In July 2019, residents of North Carolina and other states along the Eastern Seaboard kept an eye on Tropical Storm Barry, a weather system that seemed as if it would make landfall along the Louisiana coast as a Category One hurricane. Thankfully, TS Barry did not strengthen; it mostly dissipated upon arrival and spared the Raleigh region, but there were a few news headlines suggesting that gas prices would increase as a result of this weather event since fuel distribution systems would be disrupted. Although the disruption was minimal, average gasoline prices across the Carolinas ended up with a spike, settling to an average of $2.58 per gallon and expected to continue rising.
Compared to other areas of the country, drivers in the Tar Heel State are not subject to the high gasoline prices usually seen in Southern California, where gas stations were charging up to $4.00 per gallon in mid-July.
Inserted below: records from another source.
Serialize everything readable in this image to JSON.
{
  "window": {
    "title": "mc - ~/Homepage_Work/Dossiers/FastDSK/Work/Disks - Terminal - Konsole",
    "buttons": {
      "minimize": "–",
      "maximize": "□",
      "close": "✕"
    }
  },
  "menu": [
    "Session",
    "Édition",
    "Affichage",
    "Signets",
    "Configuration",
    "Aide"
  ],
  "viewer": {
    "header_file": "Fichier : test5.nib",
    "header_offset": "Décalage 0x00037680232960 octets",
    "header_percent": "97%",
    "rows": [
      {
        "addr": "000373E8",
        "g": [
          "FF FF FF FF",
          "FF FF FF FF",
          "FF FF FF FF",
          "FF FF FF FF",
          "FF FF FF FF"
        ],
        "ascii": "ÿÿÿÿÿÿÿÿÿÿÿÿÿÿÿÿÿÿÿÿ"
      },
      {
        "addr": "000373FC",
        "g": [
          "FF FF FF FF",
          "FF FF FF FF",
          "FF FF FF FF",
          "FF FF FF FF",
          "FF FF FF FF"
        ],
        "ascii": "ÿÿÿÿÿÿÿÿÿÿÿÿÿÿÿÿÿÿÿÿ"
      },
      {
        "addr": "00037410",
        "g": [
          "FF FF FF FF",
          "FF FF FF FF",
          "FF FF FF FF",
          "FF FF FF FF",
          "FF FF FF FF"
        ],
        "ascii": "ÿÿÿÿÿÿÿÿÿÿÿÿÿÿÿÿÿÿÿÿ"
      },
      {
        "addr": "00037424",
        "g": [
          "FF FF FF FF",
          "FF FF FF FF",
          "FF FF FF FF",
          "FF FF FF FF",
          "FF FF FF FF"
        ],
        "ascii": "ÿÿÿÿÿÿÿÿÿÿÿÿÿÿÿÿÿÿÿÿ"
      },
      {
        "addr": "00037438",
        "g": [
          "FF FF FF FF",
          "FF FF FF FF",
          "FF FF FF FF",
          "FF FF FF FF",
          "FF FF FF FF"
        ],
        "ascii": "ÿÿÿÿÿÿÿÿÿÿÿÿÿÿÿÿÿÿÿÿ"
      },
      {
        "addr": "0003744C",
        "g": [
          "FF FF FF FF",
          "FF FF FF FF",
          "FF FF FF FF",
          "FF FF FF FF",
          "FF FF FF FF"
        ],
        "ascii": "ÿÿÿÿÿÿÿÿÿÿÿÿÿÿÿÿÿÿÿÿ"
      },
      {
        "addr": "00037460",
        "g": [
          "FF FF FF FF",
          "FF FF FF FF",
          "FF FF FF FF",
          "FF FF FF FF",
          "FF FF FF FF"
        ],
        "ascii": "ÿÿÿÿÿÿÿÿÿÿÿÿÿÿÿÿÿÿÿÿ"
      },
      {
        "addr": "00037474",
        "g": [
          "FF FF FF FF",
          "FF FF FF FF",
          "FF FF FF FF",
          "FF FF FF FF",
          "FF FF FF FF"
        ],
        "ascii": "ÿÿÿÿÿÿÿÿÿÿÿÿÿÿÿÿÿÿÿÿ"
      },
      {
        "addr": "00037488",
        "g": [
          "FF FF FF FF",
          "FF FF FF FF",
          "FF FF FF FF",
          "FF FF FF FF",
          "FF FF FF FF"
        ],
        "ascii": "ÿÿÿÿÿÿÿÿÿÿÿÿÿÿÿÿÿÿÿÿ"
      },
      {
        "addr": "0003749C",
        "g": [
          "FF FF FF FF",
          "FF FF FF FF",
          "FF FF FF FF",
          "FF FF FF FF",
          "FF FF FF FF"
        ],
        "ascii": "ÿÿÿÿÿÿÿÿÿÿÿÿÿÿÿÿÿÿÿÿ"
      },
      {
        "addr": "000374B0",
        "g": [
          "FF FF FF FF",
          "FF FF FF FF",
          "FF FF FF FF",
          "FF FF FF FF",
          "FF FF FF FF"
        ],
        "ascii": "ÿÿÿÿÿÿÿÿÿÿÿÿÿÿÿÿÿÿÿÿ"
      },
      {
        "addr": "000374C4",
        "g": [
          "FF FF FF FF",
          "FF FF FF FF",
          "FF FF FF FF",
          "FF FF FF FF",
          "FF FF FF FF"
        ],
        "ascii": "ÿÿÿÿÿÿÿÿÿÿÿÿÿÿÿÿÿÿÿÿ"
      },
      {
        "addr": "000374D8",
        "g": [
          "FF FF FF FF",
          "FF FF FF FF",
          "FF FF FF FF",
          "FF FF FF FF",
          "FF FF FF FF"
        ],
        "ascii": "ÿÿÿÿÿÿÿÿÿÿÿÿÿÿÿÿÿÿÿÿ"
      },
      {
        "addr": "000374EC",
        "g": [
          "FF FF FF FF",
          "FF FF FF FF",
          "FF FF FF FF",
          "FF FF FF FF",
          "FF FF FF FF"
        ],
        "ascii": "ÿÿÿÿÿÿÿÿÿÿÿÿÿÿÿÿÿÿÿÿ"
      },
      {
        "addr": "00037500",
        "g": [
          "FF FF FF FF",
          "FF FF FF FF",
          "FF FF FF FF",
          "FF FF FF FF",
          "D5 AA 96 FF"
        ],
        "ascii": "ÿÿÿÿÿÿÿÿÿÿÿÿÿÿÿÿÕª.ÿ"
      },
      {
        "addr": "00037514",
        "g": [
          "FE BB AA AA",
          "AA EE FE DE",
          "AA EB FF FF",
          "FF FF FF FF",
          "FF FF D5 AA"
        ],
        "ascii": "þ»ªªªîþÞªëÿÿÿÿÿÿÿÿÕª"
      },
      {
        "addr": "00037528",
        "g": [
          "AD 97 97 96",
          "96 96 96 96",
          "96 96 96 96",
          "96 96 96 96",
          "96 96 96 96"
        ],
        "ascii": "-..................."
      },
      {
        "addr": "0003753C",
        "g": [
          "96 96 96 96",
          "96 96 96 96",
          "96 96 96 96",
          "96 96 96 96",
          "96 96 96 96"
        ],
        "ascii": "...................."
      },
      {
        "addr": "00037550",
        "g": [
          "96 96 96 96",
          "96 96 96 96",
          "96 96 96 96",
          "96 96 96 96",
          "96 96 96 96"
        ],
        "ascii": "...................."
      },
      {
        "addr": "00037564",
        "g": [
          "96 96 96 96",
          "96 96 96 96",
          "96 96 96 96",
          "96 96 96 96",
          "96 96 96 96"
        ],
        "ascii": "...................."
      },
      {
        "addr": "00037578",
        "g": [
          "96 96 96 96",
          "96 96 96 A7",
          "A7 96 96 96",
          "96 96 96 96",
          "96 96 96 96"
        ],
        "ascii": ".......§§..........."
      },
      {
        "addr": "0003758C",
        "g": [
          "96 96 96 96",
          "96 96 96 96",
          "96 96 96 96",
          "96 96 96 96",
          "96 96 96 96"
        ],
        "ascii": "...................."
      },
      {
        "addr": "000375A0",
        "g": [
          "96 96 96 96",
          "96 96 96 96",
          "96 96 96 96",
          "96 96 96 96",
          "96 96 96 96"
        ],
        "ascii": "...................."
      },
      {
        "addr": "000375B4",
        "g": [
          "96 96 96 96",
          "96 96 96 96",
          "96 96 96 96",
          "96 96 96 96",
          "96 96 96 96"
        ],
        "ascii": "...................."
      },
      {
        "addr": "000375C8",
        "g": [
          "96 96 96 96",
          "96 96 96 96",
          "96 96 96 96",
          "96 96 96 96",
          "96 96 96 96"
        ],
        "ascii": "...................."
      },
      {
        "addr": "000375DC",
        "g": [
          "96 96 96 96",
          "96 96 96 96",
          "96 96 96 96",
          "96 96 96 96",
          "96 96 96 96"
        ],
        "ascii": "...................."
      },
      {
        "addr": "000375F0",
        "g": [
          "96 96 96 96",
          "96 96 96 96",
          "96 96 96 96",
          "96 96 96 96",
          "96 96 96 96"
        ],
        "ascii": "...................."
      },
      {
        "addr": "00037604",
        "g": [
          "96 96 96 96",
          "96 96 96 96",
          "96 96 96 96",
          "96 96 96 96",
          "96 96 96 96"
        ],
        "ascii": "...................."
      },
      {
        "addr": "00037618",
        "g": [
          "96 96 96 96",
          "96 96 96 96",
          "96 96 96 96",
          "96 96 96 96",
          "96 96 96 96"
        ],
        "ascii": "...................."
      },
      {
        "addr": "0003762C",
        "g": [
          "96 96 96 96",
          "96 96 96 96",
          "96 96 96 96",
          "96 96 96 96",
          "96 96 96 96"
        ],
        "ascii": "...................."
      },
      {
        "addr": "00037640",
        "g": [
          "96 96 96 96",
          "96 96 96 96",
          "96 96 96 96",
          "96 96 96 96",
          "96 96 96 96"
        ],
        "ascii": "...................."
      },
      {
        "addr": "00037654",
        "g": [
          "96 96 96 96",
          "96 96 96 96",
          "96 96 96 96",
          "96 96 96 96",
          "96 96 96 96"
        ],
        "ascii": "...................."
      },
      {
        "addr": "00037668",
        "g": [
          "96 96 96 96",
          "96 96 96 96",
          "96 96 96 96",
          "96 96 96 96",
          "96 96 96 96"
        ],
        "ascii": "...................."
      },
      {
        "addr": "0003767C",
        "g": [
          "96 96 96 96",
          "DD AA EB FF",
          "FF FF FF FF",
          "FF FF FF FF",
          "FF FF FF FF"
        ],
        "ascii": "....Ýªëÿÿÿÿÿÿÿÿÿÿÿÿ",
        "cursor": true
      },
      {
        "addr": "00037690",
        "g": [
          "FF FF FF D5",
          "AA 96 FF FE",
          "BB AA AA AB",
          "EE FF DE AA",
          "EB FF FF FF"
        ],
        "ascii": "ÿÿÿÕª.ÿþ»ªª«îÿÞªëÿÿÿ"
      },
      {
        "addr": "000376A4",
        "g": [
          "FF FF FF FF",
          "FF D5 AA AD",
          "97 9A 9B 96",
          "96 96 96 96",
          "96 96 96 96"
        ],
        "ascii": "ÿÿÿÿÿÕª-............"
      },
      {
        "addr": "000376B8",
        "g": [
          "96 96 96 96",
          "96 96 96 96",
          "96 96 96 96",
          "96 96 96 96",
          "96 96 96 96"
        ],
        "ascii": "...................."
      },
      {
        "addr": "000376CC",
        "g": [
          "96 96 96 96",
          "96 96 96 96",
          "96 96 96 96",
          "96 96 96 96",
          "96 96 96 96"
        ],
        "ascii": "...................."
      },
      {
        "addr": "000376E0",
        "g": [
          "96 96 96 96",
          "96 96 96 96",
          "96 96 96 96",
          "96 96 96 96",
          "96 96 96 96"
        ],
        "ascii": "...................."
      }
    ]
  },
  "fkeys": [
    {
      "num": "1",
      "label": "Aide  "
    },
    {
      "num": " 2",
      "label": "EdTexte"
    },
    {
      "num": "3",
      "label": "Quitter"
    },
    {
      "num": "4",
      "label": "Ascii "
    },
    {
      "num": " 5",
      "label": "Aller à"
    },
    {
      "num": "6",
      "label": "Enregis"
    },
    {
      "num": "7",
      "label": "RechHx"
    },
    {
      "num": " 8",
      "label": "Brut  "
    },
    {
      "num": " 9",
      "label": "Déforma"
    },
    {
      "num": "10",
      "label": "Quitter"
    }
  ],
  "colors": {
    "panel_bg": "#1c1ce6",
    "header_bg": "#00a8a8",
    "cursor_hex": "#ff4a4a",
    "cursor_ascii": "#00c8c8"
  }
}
In countries such as Norway and The Netherlands, drivers pay more than $7 per gallon because of high taxation and environmental conservation laws. While North Carolina is unlikely to see such high gas prices, catching up to Southern California is not impossible because of the ongoing tensions in the Persian Gulf, where Iranian forces are reportedly sabotaging oil tanker transit, which in turn creates uncertainty in the global markets. There is also the current strategy by the Organization of Petroleum Exporting Countries, which has been controlling crude oil supplies in an effort to boost fuel prices; moreover, the political and economic crisis in Venezuela, a major oil producer, is also putting pressure on how much you pay at the pump.
Naturally, geopolitical tensions and tropical weather systems are beyond your control with regard to gasoline prices; however, there are a few things you can do to keep your car as fuel-efficient as possible. One way to completely stop worrying about gas prices is to ditch the internal combustion engine and switch to a plug-in electric vehicle; if this seems too extreme, you can opt for a hybrid system, but there are less drastic ways to save at the pump through proper maintenance.
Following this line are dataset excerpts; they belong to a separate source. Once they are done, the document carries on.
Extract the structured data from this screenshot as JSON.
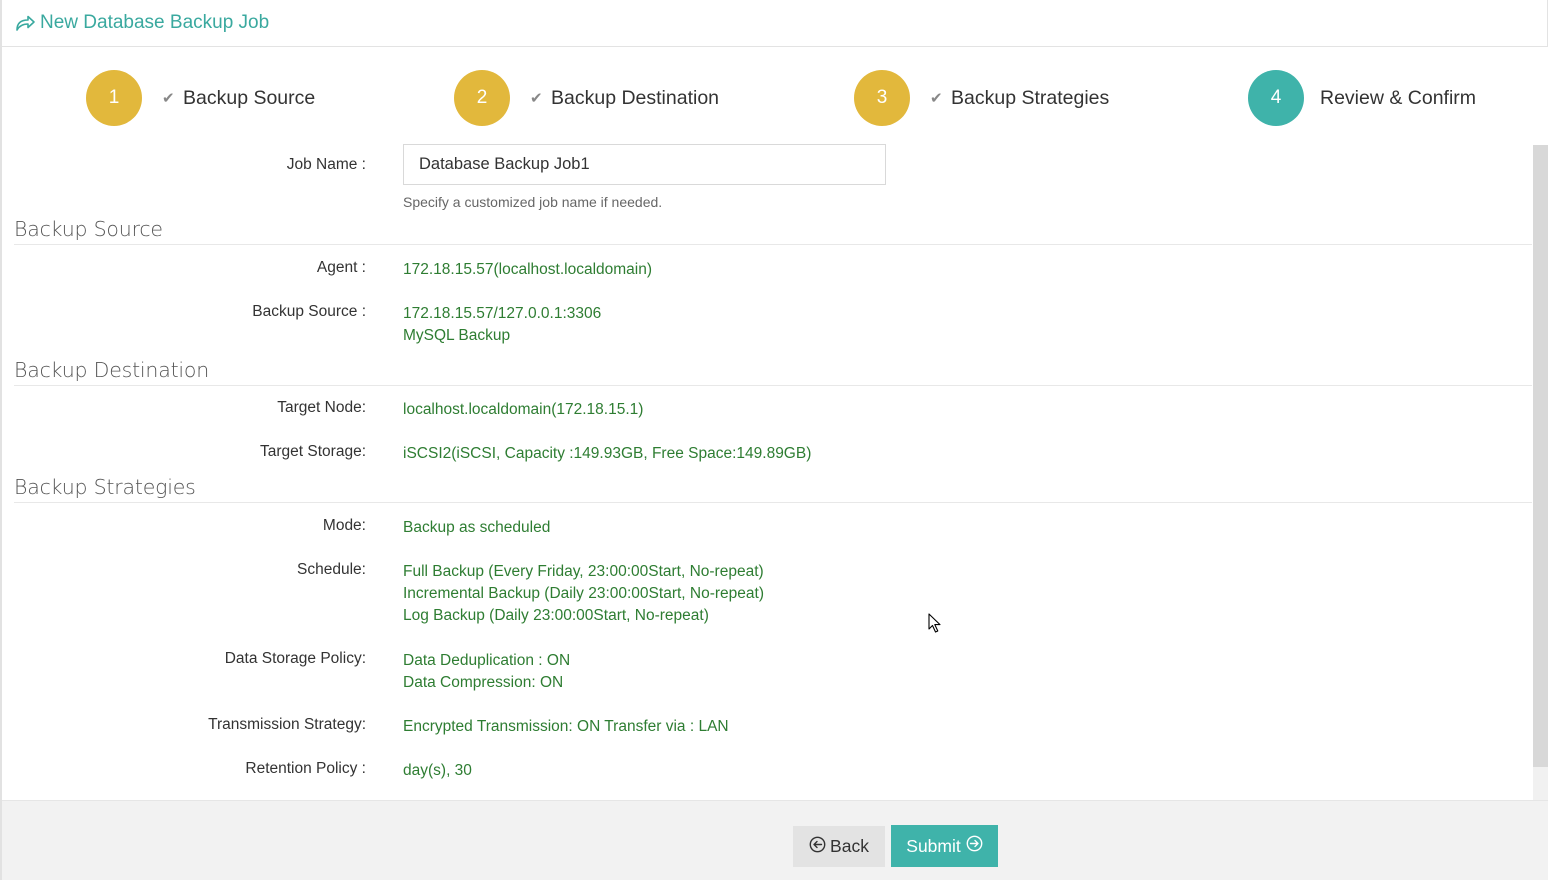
{
  "header": {
    "title": "New Database Backup Job",
    "icon": "share-arrow-icon"
  },
  "steps": [
    {
      "number": "1",
      "label": "Backup Source",
      "state": "done"
    },
    {
      "number": "2",
      "label": "Backup Destination",
      "state": "done"
    },
    {
      "number": "3",
      "label": "Backup Strategies",
      "state": "done"
    },
    {
      "number": "4",
      "label": "Review & Confirm",
      "state": "active"
    }
  ],
  "job_name": {
    "label": "Job Name :",
    "value": "Database Backup Job1",
    "hint": "Specify a customized job name if needed."
  },
  "sections": {
    "source": {
      "title": "Backup Source",
      "agent_label": "Agent :",
      "agent_value": "172.18.15.57(localhost.localdomain)",
      "source_label": "Backup Source :",
      "source_lines": [
        "172.18.15.57/127.0.0.1:3306",
        "MySQL Backup"
      ]
    },
    "destination": {
      "title": "Backup Destination",
      "node_label": "Target Node:",
      "node_value": "localhost.localdomain(172.18.15.1)",
      "storage_label": "Target Storage:",
      "storage_value": "iSCSI2(iSCSI, Capacity :149.93GB, Free Space:149.89GB)"
    },
    "strategies": {
      "title": "Backup Strategies",
      "mode_label": "Mode:",
      "mode_value": "Backup as scheduled",
      "schedule_label": "Schedule:",
      "schedule_lines": [
        "Full Backup (Every Friday, 23:00:00Start, No-repeat)",
        "Incremental Backup (Daily 23:00:00Start, No-repeat)",
        "Log Backup (Daily 23:00:00Start, No-repeat)"
      ],
      "storage_policy_label": "Data Storage Policy:",
      "storage_policy_lines": [
        "Data Deduplication : ON",
        "Data Compression: ON"
      ],
      "transmission_label": "Transmission Strategy:",
      "transmission_value": "Encrypted Transmission: ON Transfer via : LAN",
      "retention_label": "Retention Policy :",
      "retention_value": "day(s), 30"
    }
  },
  "footer": {
    "back_label": "Back",
    "submit_label": "Submit"
  },
  "colors": {
    "accent": "#3fb3aa",
    "step_done": "#e2b83c",
    "value_text": "#2e7d32"
  }
}
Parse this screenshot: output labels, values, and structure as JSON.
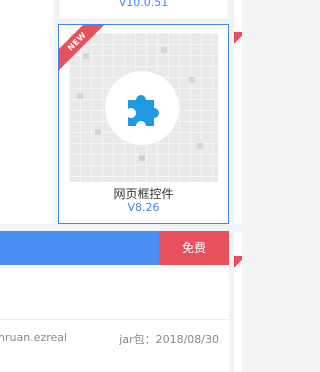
{
  "top_card": {
    "version": "V10.0.51"
  },
  "main_card": {
    "badge": "NEW",
    "name": "网页框控件",
    "version": "V8.26",
    "icon": "puzzle-piece-icon",
    "icon_color": "#1e9be0"
  },
  "row": {
    "free_label": "免费",
    "author": "nruan.ezreal",
    "meta": "jar包：2018/08/30"
  },
  "colors": {
    "accent_blue": "#3d86f0",
    "badge_red": "#e8505b",
    "bar_blue": "#4a8ef0"
  }
}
How Your Car’s Fuel Injection System Works
Unless you drive a classic powered by a legacy carburetor system, your car runs on a fuel injection system designed for efficiency, power, clean emissions, and a smooth ride. In essence, internal combustion engines mix air with gasoline before sending the mixture into the cylinders. Piston compression and sparks fired by the plugs result in combustions and explosions that serve as energy for the power plant and drive train.
Electronic fuel injection (EFI) systems were developed for the purpose of eliminating quite a few problems commonly found in the old carburetor systems. Your car has an engine control unit (ECU) or module that is constantly being updated with information collected by various sensors; the goal is to always inject the precise amount of fuel required by driving conditions, and this is one of the principles of fuel efficiency because it cuts down on gasoline or diesel evaporating, igniting poorly or being mostly wasted through emissions.
Some of the EFI sensors that provide data to the ECU include:
* Oxygen sensor
* Airflow sensor
* Throttle position
* Manifold pressure
* Camshaft position
* Temperature sensor
EFI systems are comprised of quite a few parts. Starting with the gasoline or diesel tank, there are pumps, pressure regulators, air filters, valves, lines, hoses, injectors, starters, adjuster screws, spark plugs, and others. Luxury cars tend to have more sophisticated engine management systems with even more parts.
Fuel Systems Maintenance
If the gas mileage you became used to when you acquired your car has fallen to unacceptable and expensive levels, there is a strong chance that your fuel system is not working as efficiently as it should. Incorrect readings from oxygen sensor combined with dirty air filters can end up impacting fuel efficiency by as much as 20 percent. If your spark plugs are misfiring or failing to ignite the fuel mixture, that is another 10 percent loss in terms of gas mileage. Since many of the EFI sensors depend on vacuum readings, cracked hoses or lines could also reduce fuel efficiency.
All the issues above can be determined and taken care of with proper maintenance. Extreme cases involve fuel leaks, which are not only expensive but also dangerous. Replacing an entire fuel system is a very expensive repair that is rarely required because issues can be isolated to certain parts or sensors. The problem with failing to address EFI issues is that they can eventually affect the functionality of other parts. In the end, fixing fuel system problems upon recommendations by auto service technicians can not only help you save money at the pump but also prevent expensive repairs down the line.